Scanning char array using read()

Question

Can I set char array by using read method in a function? I tried the way below, but it didn't give any effect. For me I take a pointer in method() argument, I save the data to it by read() and then I just "give" address of args to text. Don't blame me, I used to code in java, so the pointers may be used wrong, pay attention to every mistake I made (and inform me, please).

void method(char* text) {
 char args[100];
 int read = read(STDIN_FILENO, args, 100); // i write "sth" on keyboard
 text = args;
}

in main:

char c[100];
method(c);
printf("%s",c); // should print "sth"

Answer 1

Simplest solution: Make method require (by documentation guarantees, since C can't force a specific array size to be passed) the caller to provide the size 100 buffer, rather than maintain a local and non-local buffer.
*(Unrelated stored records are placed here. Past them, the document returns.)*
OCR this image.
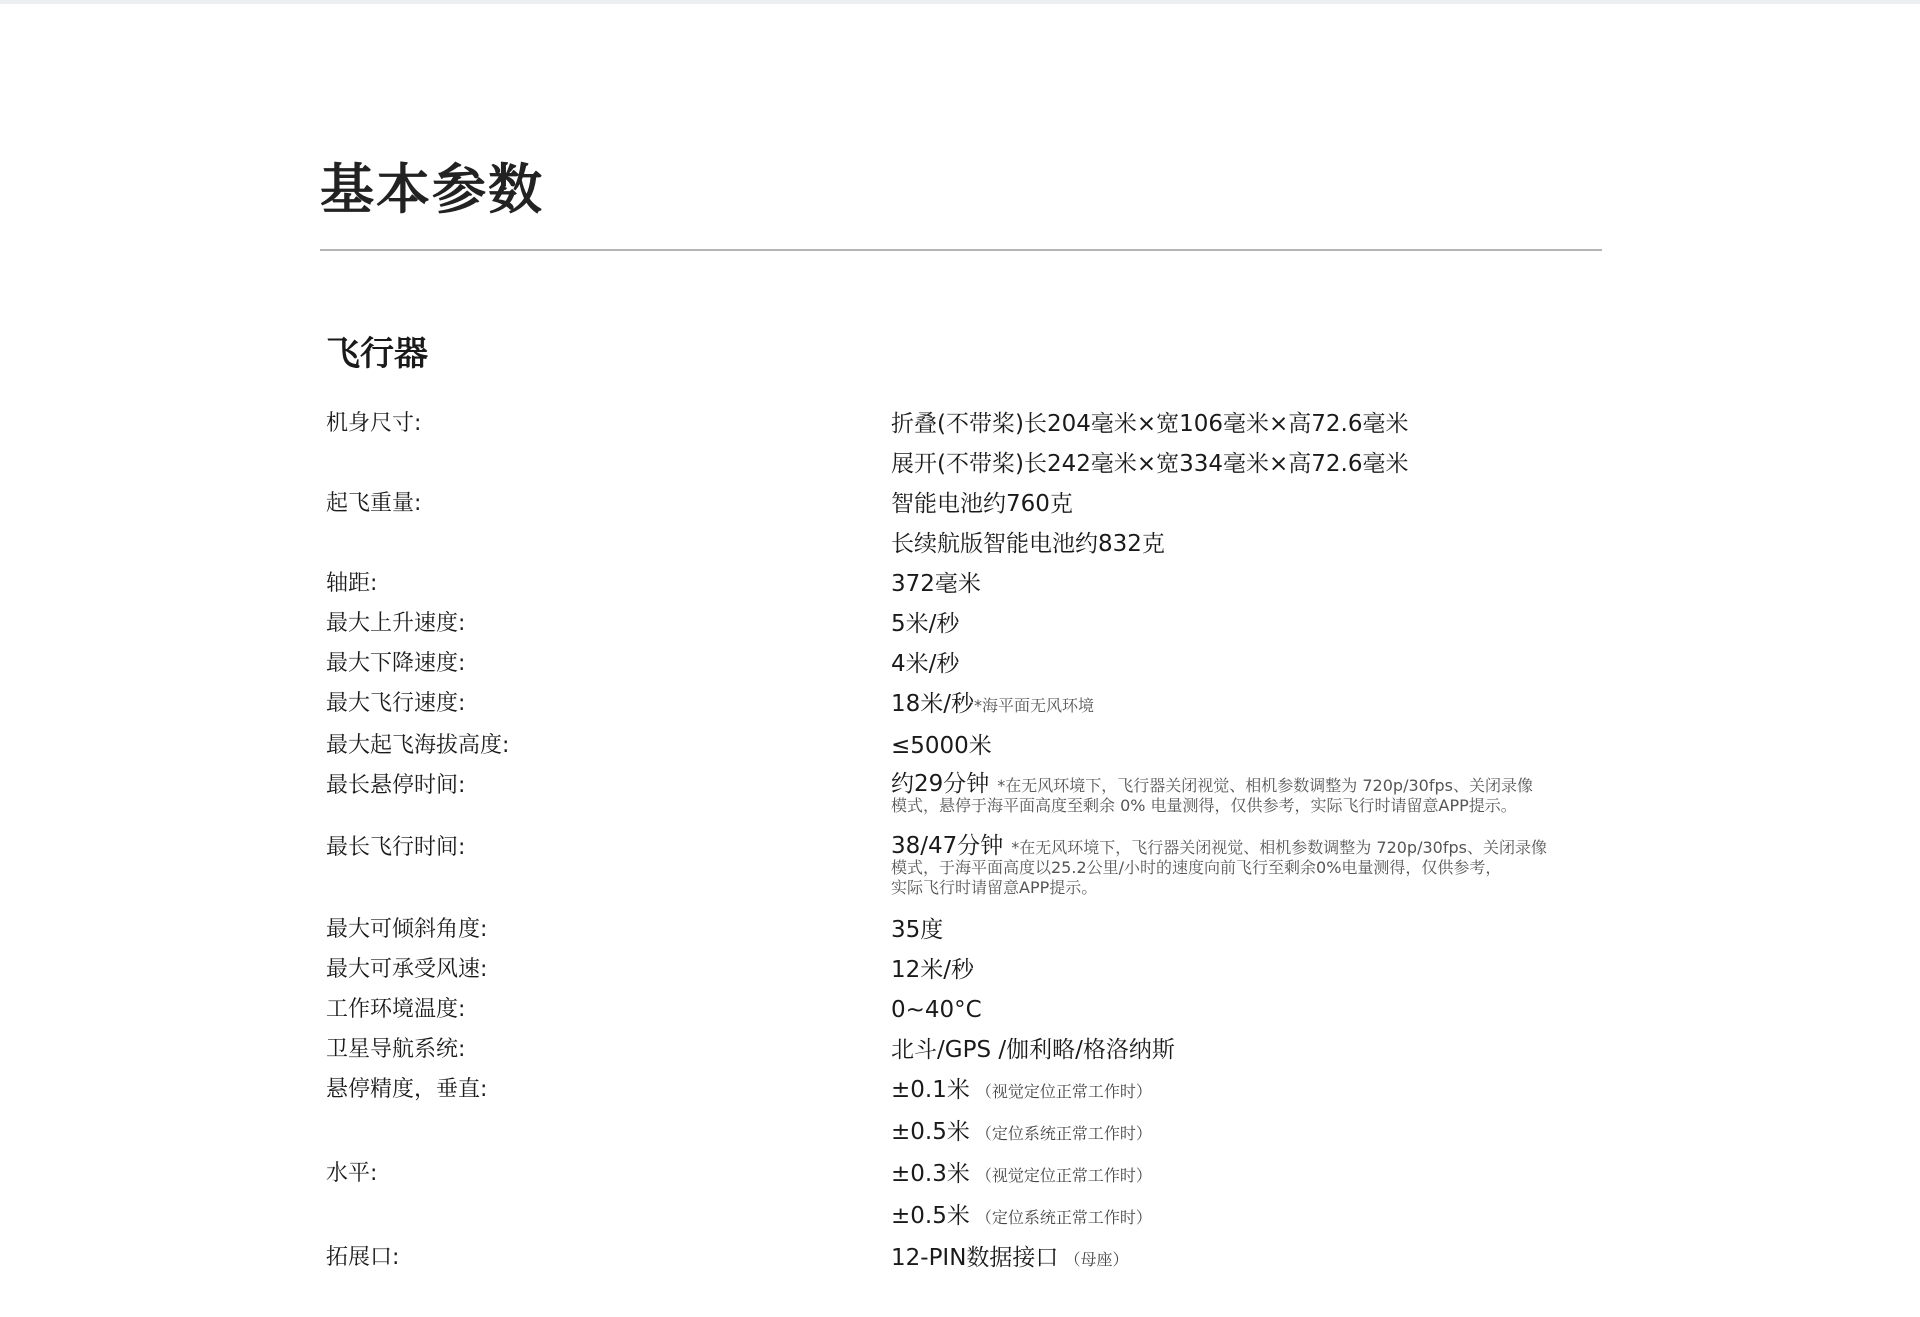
基本参数
飞行器
机身尺寸:	折叠(不带桨)长204毫米×宽106毫米×高72.6毫米
展开(不带桨)长242毫米×宽334毫米×高72.6毫米
起飞重量:	智能电池约760克
长续航版智能电池约832克
轴距:	372毫米
最大上升速度:	5米/秒
最大下降速度:	4米/秒
最大飞行速度:	18米/秒*海平面无风环境
最大起飞海拔高度:	≤5000米
最长悬停时间:	约29分钟 *在无风环境下，飞行器关闭视觉、相机参数调整为 720p/30fps、关闭录像
模式，悬停于海平面高度至剩余 0% 电量测得，仅供参考，实际飞行时请留意APP提示。
最长飞行时间:	38/47分钟 *在无风环境下，飞行器关闭视觉、相机参数调整为 720p/30fps、关闭录像
模式，于海平面高度以25.2公里/小时的速度向前飞行至剩余0%电量测得，仅供参考，
实际飞行时请留意APP提示。
最大可倾斜角度:	35度
最大可承受风速:	12米/秒
工作环境温度:	0~40°C
卫星导航系统:	北斗/GPS /伽利略/格洛纳斯
悬停精度，垂直:	±0.1米 （视觉定位正常工作时）
±0.5米 （定位系统正常工作时）
水平:	±0.3米 （视觉定位正常工作时）
±0.5米 （定位系统正常工作时）
拓展口:	12-PIN数据接口 （母座）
You'll also want to return the result from read, so the caller knows how many valid bytes they received:

/* ...
 * text - must point to at least 100 bytes of valid memory
 * Returns number of read bytes
 */
int method(char* text) {
    return read(STDIN_FILENO, text, 100); // i write "sth" on keyboard
}

and in main:

char c[100];
// Store number of valid bytes available
int numvalid = method(c);
// Use .* to specify a dynamic maximum field width, so you don't have a read overflow
printf("%.*s", numvalid, c); // should print "sth"
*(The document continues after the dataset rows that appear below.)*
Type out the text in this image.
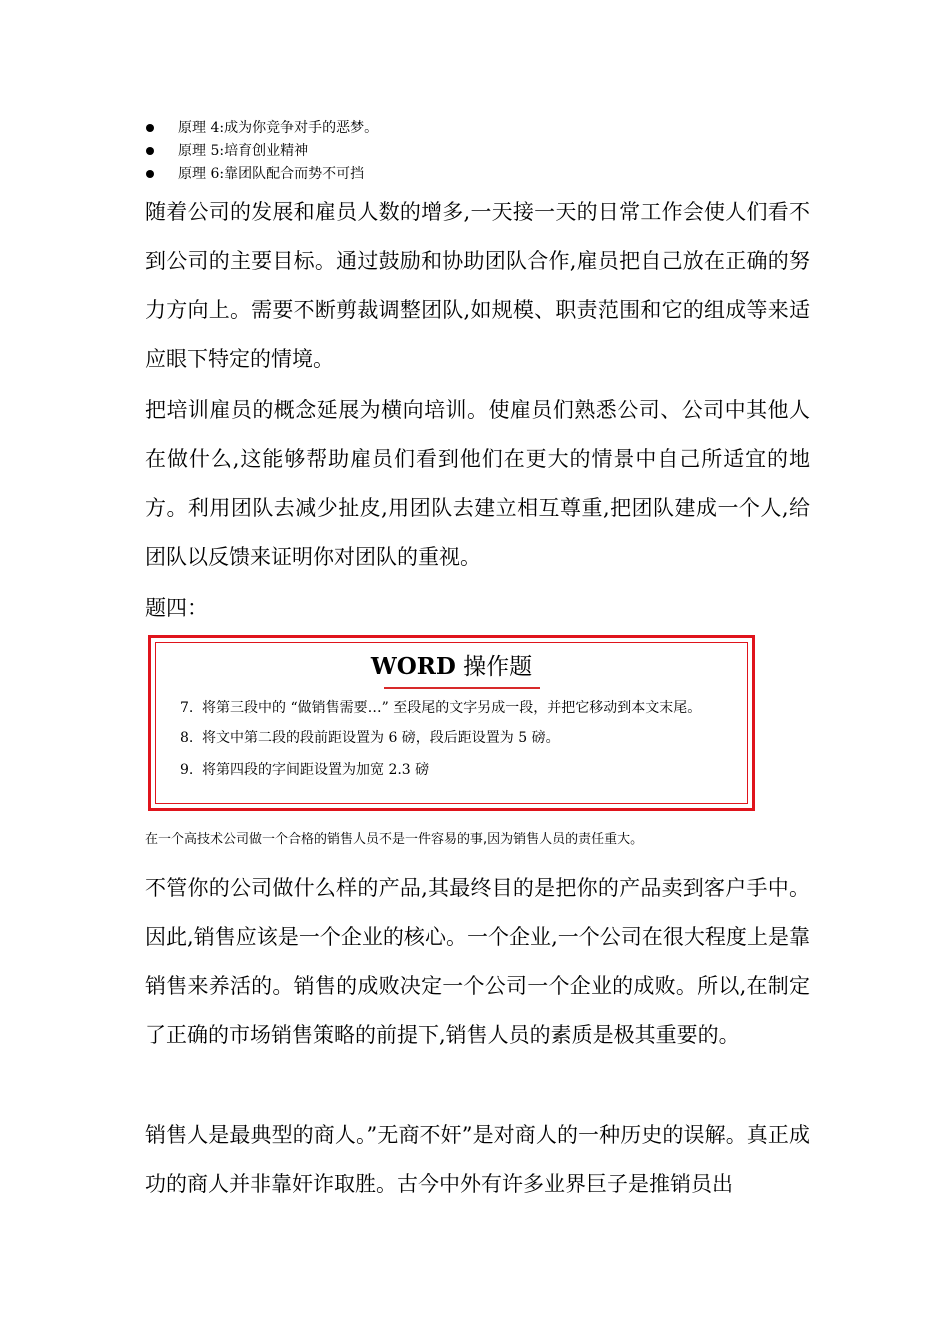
原理 4:成为你竞争对手的恶梦。
原理 5:培育创业精神
原理 6:靠团队配合而势不可挡

随着公司的发展和雇员人数的增多,一天接一天的日常工作会使人们看不到公司的主要目标。通过鼓励和协助团队合作,雇员把自己放在正确的努力方向上。需要不断剪裁调整团队,如规模、职责范围和它的组成等来适应眼下特定的情境。

把培训雇员的概念延展为横向培训。使雇员们熟悉公司、公司中其他人在做什么,这能够帮助雇员们看到他们在更大的情景中自己所适宜的地方。利用团队去减少扯皮,用团队去建立相互尊重,把团队建成一个人,给团队以反馈来证明你对团队的重视。

题四：

WORD 操作题
7. 将第三段中的 “做销售需要…” 至段尾的文字另成一段，并把它移动到本文末尾。
8. 将文中第二段的段前距设置为 6 磅，段后距设置为 5 磅。
9. 将第四段的字间距设置为加宽 2.3 磅

在一个高技术公司做一个合格的销售人员不是一件容易的事,因为销售人员的责任重大。

不管你的公司做什么样的产品,其最终目的是把你的产品卖到客户手中。因此,销售应该是一个企业的核心。一个企业,一个公司在很大程度上是靠销售来养活的。销售的成败决定一个公司一个企业的成败。所以,在制定了正确的市场销售策略的前提下,销售人员的素质是极其重要的。

销售人是最典型的商人。”无商不奸”是对商人的一种历史的误解。真正成功的商人并非靠奸诈取胜。古今中外有许多业界巨子是推销员出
Other approaches include having the function perform the allocation for the caller (with the caller passing a double-pointer and freeing the buffer themselves):

int method(char** text) { // Receives double-pointer so it can change caller's char*
    *text = malloc(100); // Dynamic allocation (add error checking)
    return read(STDIN_FILENO, *text, 100); // i write "sth" on keyboard
}

char *c = NULL; // Pointer to be filled, not array
int numvalid = method(&c); // Pass address of pointer so method can change c
// Use .* to specify a dynamic maximum field width, so you don't have a read overflow
printf("%.*s", numvalid, c); // should print "sth"
free(c); // Free memory allocated by method

Or keep using your current, separated buffers, and copy from one to the other before the method exits via memcpy (which copies the data), not via pointer assignment (which doesn't change anything visible to the caller):

int method(char* text) {
    char args[100];
    int read = read(STDIN_FILENO, args, 100); // i write "sth" on keyboard
    // Copy data from args to text buffer
    // Note: Using memcpy, *not* strcpy, because read provides no guarantees
    // that the buffer will be NUL-terminated
    memcpy(text, args, read);
    return read; // Still need to return number of valid bytes
}

char c[100];
int numvalid = method(c);
printf("%.*s", numvalid, c); // should print "sth"
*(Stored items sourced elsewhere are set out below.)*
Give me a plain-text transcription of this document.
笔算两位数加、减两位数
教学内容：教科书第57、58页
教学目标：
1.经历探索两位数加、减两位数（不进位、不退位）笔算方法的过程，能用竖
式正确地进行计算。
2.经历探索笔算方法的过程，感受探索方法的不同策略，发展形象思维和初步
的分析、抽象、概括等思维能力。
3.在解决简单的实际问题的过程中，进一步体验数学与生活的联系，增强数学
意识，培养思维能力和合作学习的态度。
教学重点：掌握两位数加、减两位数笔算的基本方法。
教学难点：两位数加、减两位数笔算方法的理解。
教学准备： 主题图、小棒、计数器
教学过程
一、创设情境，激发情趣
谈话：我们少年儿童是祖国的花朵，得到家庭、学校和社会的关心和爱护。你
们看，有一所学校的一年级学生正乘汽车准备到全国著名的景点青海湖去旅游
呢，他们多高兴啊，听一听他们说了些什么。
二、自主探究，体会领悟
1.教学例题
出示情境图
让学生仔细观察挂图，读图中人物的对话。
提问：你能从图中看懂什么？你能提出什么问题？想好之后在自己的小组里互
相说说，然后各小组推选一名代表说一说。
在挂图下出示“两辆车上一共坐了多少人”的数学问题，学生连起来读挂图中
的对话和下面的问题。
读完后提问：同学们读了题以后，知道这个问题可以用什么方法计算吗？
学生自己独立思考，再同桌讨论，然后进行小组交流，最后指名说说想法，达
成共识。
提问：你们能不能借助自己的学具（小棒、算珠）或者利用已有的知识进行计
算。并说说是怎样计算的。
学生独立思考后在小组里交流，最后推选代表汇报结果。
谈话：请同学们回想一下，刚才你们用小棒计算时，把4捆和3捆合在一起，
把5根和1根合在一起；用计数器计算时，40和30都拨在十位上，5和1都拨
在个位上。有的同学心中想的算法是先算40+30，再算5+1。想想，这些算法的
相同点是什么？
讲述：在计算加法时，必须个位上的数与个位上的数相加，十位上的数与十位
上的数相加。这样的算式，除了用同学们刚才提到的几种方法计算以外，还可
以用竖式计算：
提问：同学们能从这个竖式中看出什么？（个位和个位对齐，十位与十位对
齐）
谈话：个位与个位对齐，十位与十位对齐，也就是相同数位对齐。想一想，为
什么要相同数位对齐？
This approach is kind of pointless though; method still requires a 100 byte buffer to be passed to operate safely, it just needlessly puts the data in a temporary space, then copies it to the final destination to waste cycles.

Finally, a solution that remains safe, while not requiring you to add a return value to method:

/* ...
 * text - must point to at least 100 bytes of valid memory
 * On return, data is NUL-terminated, *unless* 100 non-NUL bytes were read
 */
void method(char* text) {
    int numread = read(STDIN_FILENO, text, 100);
    if (0 <= numread && numread < 100) text[numread] = '\0';

    // Or the one-liner for people who don't believe in error handling: :-)
    // text[read(STDIN_FILENO, text, 100)] = '\0';
}

and then the caller can assume that their buffer is at most 100 bytes, so they can use a limiter on the %s format code to stop on NUL or after 100 bytes, whichever comes first:

char c[100];
method(c);
// Use .100 to prevent read overflow, knowing that method NUL terminated
// anything shorter than 100 bytes (preventing undefined behavior reading
// uninitialized bytes for smaller reads)
printf("%.100s", c); // should print "sth"